Department of Spinal Surgery, Daping Hospital, Research Institute of Surgery, Third Military Medical University (Army Medical University), Chongqing 400042, P.R. China.
Department of Spinal Surgery, Daping Hospital, Research Institute of Surgery, Third Military Medical University (Army Medical University), Chongqing 400042, P.R. China.
Mol Med Rep. 2020 Dec;22(6):4725-4733. doi: 10.3892/mmr.2020.11565. Epub 2020 Oct 6.
Spinal cord injury (SCI) is a devastating disorder that often results in temporary and/or permanent functional impairment below the injured level. To date, few satisfactory therapeutic strategies are available to treat SCI. Hence, exploring novel strategies for SCI is an essential public health concern. Cell transplantation therapy, which is associated with neuroprotection, immunomodulation, axon regeneration, neuronal relay formation and myelin regeneration, provides a promising therapeutic strategy for SCI. The neuronal stem cell (NSC) preconditioning method is an emerging approach, which facilitates NSC survival and neuronal differentiation after implantation. The aim of the present study was to develop a feasible candidate for cell‑based therapy following SCI in rats and to investigate the role of high mobility group box‑1 (HMGB1) in NSC activation. The results of the present study showed that transplantation of NSCs, preconditioned with 1 ng/ml HMGB1, facilitated functional improvement of injured spinal cords, as indicated by Basso, Beattie and Bresnahan mean scores, mechanical hypersensitivity and cold stimulation. Meanwhile, the histological examination of hematoxylin and eosin staining indicated that engraftment of HMGB1‑preconditioned NSCs resulted in decreased atrophy of the injured spinal cord. Meanwhile, the transplantation of HMGB1‑preconditioned NSCs resulted in an increased number of functional Nissl bodies in neurons, as detected by Nissl staining, and an increase in the number of βIII‑tubulin+ cells in the epicenter of injured spinal cords in rats with SCI. In addition, the results also demonstrated that 1 ng/ml HMGB1 promoted the differentiation of NSCs into neurons, and that the ERK signaling pathway played an important role in this process. In conclusion, the present data indicated that the preconditioning strategy with 1 ng/ml HMGB1 may present a feasible candidate for cell‑based therapy following SCI in rats, which may enlarge the scope of HMGB1 in NSC activation.
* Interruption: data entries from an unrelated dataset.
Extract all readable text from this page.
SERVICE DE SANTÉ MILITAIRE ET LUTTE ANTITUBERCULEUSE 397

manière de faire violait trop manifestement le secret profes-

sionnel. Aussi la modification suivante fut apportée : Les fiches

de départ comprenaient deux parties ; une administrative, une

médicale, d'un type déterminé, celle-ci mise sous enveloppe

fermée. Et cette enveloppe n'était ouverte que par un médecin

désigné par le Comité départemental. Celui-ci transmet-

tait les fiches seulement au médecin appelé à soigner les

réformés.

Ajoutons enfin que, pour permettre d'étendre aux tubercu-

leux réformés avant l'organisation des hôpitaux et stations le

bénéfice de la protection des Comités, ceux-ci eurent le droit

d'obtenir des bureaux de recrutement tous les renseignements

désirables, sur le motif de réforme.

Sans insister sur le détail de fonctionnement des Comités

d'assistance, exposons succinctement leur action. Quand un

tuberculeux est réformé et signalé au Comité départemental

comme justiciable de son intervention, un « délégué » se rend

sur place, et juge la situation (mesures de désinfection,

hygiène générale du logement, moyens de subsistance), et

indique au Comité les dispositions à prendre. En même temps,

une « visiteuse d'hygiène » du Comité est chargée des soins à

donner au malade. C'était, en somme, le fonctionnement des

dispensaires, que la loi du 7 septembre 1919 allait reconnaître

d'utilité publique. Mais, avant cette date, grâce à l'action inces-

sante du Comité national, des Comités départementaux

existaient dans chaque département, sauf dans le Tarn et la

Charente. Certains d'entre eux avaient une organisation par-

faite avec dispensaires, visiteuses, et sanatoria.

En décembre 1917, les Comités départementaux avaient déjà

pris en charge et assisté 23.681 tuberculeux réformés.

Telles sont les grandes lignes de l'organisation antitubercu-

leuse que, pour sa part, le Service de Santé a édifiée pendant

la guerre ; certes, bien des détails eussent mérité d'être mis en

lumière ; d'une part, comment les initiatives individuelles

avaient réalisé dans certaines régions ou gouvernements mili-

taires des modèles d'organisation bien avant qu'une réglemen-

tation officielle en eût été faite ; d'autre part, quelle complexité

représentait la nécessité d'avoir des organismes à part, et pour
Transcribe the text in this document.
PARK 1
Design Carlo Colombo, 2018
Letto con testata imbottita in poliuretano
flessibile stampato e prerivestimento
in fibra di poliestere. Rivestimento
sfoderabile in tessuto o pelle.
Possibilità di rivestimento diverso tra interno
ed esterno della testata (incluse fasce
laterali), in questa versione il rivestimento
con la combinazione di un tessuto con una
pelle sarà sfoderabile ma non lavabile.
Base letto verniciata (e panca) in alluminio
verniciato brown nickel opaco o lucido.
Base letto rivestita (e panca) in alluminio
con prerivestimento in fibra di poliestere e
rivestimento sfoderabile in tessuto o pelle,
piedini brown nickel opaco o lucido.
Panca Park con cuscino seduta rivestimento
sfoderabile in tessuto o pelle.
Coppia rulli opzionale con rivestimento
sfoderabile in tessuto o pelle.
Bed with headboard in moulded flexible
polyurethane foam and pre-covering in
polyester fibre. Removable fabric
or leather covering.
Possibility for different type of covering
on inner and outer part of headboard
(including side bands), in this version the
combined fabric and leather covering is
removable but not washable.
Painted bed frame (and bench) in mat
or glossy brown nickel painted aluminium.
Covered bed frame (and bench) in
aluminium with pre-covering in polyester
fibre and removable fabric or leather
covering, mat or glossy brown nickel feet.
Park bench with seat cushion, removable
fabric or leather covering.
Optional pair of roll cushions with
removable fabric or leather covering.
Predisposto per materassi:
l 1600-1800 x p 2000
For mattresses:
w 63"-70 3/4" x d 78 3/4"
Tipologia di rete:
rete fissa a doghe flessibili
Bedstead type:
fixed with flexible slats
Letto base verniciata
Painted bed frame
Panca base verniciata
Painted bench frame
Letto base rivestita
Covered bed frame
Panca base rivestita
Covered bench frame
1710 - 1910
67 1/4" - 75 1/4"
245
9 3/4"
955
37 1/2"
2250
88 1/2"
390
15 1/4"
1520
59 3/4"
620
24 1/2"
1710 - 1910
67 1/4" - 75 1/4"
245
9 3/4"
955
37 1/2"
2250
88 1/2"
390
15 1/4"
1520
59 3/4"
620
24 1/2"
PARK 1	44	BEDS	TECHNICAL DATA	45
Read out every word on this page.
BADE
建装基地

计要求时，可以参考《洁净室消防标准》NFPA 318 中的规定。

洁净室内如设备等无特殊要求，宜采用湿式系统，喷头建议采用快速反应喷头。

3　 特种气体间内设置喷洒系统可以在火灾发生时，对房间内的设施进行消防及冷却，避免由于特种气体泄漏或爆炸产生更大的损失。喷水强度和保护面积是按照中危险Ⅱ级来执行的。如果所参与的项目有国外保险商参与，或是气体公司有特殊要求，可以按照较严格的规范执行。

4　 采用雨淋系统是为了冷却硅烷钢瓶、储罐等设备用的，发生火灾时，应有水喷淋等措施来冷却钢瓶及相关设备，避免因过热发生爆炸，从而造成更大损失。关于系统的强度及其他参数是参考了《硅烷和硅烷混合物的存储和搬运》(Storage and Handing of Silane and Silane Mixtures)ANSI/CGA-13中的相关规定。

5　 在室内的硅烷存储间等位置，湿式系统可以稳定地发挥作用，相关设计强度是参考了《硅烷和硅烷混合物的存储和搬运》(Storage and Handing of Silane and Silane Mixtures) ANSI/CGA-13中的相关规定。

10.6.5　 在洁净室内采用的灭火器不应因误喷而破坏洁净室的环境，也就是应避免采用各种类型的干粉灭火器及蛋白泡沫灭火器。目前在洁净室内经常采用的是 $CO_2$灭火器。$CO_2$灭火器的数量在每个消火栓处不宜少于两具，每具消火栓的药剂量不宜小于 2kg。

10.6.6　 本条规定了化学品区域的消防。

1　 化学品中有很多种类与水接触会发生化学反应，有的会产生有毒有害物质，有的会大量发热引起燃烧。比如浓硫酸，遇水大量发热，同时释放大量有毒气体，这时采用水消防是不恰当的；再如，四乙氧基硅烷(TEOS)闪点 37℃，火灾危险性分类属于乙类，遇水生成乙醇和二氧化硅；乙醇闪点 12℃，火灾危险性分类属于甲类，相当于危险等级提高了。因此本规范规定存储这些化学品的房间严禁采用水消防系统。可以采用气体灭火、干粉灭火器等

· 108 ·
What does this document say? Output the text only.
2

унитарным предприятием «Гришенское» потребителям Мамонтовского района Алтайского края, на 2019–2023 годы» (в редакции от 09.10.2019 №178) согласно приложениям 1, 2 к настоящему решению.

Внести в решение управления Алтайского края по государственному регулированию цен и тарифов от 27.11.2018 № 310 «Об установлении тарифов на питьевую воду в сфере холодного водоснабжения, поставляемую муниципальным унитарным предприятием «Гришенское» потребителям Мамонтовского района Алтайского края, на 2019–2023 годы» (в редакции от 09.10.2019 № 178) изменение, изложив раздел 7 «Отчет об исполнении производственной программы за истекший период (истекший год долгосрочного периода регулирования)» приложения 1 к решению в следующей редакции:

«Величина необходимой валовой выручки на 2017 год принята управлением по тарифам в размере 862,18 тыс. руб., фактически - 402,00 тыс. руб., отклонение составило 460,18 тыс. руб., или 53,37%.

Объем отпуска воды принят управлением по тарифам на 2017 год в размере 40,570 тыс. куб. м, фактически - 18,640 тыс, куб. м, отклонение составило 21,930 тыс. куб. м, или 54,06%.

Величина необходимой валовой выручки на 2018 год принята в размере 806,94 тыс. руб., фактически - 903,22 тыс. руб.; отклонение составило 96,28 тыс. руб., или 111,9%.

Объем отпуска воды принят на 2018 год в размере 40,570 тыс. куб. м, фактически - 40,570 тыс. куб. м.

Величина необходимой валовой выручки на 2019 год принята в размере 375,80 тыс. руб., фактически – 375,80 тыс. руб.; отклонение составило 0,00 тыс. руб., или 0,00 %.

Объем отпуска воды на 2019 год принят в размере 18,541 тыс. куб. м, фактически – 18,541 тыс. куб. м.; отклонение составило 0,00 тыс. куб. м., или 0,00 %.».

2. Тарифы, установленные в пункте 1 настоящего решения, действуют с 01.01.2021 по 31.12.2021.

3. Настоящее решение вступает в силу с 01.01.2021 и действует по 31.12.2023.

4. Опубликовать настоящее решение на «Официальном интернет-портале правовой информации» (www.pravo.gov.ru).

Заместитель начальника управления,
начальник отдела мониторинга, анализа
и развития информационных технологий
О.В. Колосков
脊髓损伤 (SCI) 是一种破坏性疾病,常导致损伤水平以下的暂时和/或永久性功能障碍。迄今为止,很少有令人满意的治疗策略可用于治疗 SCI。因此,探索治疗 SCI 的新策略是一个重要的公共卫生关注点。细胞移植疗法与神经保护、免疫调节、轴突再生、神经元中继形成和髓鞘再生有关,为 SCI 提供了一种有前途的治疗策略。神经干细胞 (NSC) 预处理方法是一种新兴方法,可促进植入后 NSC 的存活和神经元分化。本研究旨在为大鼠 SCI 后的细胞治疗开发一种可行的候选物,并研究高迁移率族蛋白 B1 (HMGB1) 在 NSC 激活中的作用。本研究结果表明,移植经 1ng/ml HMGB1 预处理的 NSCs 可改善损伤脊髓的功能,Basso、Beattie 和 Bresnahan 平均评分、机械性超敏反应和冷刺激均表明这一点。同时,苏木精-伊红染色的组织学检查表明,HMGB1 预处理 NSCs 的移植导致损伤脊髓萎缩减少。同时,HMGB1 预处理 NSCs 的移植导致 Nissl 染色检测到神经元中功能性尼氏体数量增加,以及 SCI 大鼠损伤脊髓中心区 βIII-微管蛋白+细胞数量增加。此外,结果还表明,1ng/ml HMGB1 促进 NSCs 向神经元分化,ERK 信号通路在此过程中发挥重要作用。综上所述,本研究数据表明,1ng/ml HMGB1 的预处理策略可能为大鼠 SCI 后的细胞治疗提供一种可行的候选物,这可能扩大 HMGB1 在 NSC 激活中的作用范围。